自動スリッパ

日産が自動駐車システムを応用して,スリッパやテレビ・エアコンのリモコンを「自動」で整列させる技術を開発した.しかし,商品化の予定はない,という.

「もの」でアピールするというのは,お金さえあればだれでもできるので,「競争」のためとしては,あまりお勧めできない.ただし,「コンセプト」から発したものであれば,それは「必然」にかわるから,今度は「なければならない」になる.

下足番

むかしの旅館は,玄関にスリッパが敷きつめてあって,お客は自分の履物をぬいで,適当に選んで履いた.ぬいだ履物は,下足番が奥の下駄箱にしまっていた.
外出しようとすると,下足番が,だまってそのひとの履物をだしてくれた.
どこでどうやって記憶しているか不思議におもうほどの「業」だった.

そういえば,いつのまにかおおくの宿で,そのままお上がりください,と一段上がったきれいな絨毯の上を履き替えずに歩けるようになった.
下足番を廃止したのだと,玄関横をみればその名残があるからわかる.
だから,温泉街だと,あんがい浴衣姿に自分の靴というしまらない格好になるから,わざわざ私服に着替えて散策に出たりする.みんながそうなると,ひなびた風情のあった街が,急にふるぼけた表情になる.

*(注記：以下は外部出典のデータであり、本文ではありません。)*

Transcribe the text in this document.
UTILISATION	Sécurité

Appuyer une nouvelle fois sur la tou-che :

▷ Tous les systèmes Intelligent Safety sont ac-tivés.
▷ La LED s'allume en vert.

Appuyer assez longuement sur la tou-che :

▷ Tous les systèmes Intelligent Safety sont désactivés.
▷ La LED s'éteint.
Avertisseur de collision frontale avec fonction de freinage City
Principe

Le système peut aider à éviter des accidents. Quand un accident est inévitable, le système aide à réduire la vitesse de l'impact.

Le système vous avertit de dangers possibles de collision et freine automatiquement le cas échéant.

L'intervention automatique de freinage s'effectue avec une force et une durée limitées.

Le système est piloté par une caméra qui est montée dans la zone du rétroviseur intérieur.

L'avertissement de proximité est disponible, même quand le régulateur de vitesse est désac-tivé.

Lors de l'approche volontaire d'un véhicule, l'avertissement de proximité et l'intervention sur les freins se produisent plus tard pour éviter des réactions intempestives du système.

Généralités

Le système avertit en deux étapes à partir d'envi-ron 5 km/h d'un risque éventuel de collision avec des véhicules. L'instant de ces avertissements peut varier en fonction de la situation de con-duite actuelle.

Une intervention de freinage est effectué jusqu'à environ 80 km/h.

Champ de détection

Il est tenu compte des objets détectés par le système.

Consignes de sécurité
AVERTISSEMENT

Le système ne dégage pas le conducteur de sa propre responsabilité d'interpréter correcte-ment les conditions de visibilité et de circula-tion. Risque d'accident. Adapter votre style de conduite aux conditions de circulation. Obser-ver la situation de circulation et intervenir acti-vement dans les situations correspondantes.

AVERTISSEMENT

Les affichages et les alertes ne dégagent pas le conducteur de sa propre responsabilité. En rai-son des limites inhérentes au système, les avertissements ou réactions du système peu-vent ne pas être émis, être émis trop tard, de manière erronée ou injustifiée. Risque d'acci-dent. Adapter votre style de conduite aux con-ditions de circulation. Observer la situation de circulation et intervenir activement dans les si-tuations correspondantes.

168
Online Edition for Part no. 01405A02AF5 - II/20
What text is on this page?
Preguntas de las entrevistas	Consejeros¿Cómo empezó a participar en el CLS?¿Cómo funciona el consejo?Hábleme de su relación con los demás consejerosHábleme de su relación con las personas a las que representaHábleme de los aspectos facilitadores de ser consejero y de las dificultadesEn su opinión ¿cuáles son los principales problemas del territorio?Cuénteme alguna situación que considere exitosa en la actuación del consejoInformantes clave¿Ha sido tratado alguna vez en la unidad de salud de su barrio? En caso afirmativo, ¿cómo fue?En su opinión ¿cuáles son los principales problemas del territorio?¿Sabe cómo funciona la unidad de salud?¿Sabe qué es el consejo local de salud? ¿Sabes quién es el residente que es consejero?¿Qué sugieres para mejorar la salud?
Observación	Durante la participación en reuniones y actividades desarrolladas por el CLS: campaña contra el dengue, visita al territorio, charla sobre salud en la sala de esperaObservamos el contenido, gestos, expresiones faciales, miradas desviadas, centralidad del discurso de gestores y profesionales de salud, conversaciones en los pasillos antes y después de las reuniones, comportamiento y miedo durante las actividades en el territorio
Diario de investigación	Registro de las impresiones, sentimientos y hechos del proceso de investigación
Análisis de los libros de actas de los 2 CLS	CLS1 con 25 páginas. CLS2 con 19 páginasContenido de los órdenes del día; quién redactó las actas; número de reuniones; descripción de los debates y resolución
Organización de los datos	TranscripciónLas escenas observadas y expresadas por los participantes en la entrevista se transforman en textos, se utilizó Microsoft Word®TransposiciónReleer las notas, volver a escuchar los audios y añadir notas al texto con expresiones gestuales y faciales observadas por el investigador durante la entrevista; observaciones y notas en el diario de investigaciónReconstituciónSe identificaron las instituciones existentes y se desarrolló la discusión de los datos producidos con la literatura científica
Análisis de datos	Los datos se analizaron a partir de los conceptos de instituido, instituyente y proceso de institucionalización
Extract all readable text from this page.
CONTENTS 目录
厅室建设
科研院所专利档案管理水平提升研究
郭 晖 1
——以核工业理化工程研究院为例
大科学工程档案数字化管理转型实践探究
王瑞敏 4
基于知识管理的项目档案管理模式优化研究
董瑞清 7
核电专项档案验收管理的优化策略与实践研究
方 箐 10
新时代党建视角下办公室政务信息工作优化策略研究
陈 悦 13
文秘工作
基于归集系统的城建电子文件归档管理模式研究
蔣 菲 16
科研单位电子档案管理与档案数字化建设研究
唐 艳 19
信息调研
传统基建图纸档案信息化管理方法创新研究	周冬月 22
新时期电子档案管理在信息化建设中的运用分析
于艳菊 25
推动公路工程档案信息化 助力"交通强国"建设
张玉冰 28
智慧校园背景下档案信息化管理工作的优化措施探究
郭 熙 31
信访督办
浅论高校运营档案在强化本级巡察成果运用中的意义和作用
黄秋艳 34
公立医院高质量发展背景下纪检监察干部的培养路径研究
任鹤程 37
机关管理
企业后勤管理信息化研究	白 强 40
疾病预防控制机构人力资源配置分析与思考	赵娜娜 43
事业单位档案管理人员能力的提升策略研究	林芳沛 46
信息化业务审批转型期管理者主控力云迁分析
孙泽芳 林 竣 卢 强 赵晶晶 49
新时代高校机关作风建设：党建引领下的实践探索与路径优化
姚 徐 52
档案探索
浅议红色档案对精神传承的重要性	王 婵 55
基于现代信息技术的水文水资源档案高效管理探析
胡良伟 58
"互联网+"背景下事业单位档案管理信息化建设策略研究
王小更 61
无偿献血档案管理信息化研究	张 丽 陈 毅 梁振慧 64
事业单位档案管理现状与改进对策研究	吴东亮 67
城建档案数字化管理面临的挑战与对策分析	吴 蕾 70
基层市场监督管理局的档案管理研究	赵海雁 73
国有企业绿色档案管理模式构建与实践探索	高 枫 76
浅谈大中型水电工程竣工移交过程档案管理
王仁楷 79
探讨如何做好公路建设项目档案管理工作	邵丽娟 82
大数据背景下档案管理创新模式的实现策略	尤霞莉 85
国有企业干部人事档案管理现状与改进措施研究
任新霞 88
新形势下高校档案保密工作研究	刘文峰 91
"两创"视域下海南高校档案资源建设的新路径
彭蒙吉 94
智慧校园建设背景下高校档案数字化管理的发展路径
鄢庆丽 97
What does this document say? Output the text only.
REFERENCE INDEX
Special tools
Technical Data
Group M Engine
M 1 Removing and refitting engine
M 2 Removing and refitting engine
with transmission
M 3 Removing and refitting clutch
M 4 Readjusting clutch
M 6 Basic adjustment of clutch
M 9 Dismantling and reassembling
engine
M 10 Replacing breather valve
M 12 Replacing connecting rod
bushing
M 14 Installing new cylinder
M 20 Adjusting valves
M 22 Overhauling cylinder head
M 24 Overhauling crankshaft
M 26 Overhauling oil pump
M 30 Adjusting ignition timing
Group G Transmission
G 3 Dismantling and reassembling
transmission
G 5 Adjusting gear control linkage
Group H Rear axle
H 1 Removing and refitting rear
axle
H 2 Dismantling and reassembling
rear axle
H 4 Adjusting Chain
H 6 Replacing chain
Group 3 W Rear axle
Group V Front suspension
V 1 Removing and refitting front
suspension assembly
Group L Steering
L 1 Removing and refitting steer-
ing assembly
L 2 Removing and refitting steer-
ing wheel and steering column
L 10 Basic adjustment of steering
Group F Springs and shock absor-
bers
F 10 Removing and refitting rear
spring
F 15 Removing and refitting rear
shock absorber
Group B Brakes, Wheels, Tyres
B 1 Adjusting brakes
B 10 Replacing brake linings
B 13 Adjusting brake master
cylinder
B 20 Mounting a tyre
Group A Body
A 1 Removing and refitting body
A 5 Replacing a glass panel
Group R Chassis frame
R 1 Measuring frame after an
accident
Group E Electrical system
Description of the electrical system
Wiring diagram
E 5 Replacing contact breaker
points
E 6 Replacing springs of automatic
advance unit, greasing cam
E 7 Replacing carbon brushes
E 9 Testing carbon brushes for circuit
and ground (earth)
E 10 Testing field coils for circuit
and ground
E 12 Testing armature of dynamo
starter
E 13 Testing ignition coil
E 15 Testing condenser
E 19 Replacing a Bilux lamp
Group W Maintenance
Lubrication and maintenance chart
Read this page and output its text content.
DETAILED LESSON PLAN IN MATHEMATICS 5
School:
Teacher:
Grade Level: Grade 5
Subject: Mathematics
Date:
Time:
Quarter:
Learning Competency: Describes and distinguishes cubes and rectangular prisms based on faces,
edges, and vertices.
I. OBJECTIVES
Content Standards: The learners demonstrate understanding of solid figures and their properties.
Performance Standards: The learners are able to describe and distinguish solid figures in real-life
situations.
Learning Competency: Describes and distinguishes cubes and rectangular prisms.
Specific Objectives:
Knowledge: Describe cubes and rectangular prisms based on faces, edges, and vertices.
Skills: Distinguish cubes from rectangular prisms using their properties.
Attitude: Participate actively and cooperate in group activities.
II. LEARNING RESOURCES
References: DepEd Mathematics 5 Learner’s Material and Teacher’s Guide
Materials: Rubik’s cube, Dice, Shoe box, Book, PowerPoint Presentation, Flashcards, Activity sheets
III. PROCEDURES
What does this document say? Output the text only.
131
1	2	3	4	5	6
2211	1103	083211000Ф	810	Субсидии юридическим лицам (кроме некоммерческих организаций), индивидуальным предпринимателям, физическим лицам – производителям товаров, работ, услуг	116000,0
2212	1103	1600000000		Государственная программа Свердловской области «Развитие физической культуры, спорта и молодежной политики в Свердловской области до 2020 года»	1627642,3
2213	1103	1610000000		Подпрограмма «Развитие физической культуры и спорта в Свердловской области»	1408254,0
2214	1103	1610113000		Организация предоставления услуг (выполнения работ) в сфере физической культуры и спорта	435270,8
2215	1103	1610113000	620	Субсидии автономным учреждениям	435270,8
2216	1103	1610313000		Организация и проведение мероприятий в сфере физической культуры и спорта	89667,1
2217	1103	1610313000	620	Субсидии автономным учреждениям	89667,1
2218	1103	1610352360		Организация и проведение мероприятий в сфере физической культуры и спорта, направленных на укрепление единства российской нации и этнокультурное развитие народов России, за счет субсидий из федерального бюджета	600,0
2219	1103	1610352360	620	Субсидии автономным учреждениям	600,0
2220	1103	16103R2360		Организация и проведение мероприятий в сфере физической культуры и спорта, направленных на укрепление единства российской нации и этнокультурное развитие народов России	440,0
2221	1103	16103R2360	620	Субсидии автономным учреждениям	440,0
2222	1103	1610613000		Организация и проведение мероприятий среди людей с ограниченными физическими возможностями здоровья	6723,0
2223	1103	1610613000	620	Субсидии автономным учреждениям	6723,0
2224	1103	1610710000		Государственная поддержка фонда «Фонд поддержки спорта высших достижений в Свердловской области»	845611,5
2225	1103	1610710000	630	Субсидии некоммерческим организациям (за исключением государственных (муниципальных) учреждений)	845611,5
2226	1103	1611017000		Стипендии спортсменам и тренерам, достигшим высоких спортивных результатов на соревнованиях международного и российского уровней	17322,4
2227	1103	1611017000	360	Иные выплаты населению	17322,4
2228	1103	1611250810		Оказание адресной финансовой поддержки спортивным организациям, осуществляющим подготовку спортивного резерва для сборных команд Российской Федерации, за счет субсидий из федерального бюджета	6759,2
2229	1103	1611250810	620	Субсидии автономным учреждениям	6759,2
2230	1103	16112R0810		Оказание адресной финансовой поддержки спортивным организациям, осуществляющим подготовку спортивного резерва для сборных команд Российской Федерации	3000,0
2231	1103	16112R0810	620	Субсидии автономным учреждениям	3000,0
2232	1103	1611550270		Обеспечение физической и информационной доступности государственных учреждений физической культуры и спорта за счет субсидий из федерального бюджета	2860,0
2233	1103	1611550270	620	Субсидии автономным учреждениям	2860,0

さいきんの花火大会は,浴衣で行くとさまざまな特典が用意されている.カップルともに浴衣だと,さらなる特典があるから,中高年より若者のほうが男女ともに浴衣姿がめだつようになった.
主催者の思惑どおり,浴衣姿がふえると,近代的な都会の花火大会なのに,「情緒」が醸し出されるのは不思議である.

昔のような「下足番」の復活ではなくても,温泉街に浴衣と下駄を履いてでかけてもらうだけで,ずいぶんちがった「観光地」になるだろう.

スリッパの履き心地

上記の自動スリッパを紹介した記事やビデオでは,履き散らかしたスリッパが自動で整列することに注目があつまった.たしかに,つぎに履こうとしたときに履きやすいだろう.
しかし,履き心地,についてのレポートがなかった.

スリッパもそうだが,「最高」を求めてしらべると,いがいなものが見つかる.
検索で簡単にみつける,という方法もあるのだが,デパートにあしを運ぶのも伝統的な方法だろう.町歩きでみかける「専門店」という発見もあるから,「足を使う」ことは,「アンテナ」を高くはるイメージがないと,ただの散歩になってしまう.

デパートや専門店にいく理由は,もうひとつある.
その店の「顧客層」と,自分の「顧客層」を比較できるからだ.
「高級」をめざしているわけでもない「旅館」が,スリッパだけ「高級」で,それが「競争」の役に立つのか?というのは,基本的な問いだろう.すると,「コンセプト」の重要性にはなしが戻る.

人手不足で人件費が高騰するであろうから,必然的に「高級」にして単価をあげないとやっていけない,とかんがえれば,意外性が目立つ「もの」から投資したくなるのだろうが,それだけ?でいいものか.ということは,じっくりかんがえていただくとして,スリッパのはなしだ.

デパートや専門店という実店舗の「顧客層」が,自社の「顧客層」と一致するとなると,もので補えるならはやく補うことが重要になる.この顧客層の生活の標準になってしまっている可能性があるからだ.

そこで,これらのひとが,なぜこの「スリッパ」を選んでいるのか?ということを確認したくなる.単なる「履き心地」なのか?なんなのか?
その「こだわり」の視点で,「旅館」という商品をみていることに注目せねばなるまい.

つまり,旅館にとっての「こだわり」は,お客の生活レベルへの「こだわり」であって,本稿のばあい,スリッパへの「こだわり」ではない.生活レベルから,自動的にみちびかれて選定したのが,このスリッパでしたという結果の表現にすぎない.

これが,スリッパだけに注視してしまうと,お客の生活レベルからの距離感がわからなくなってしまうから,独りよがり,という結果になる可能性が出てくる.それが,「おもてなし依存」ということだ.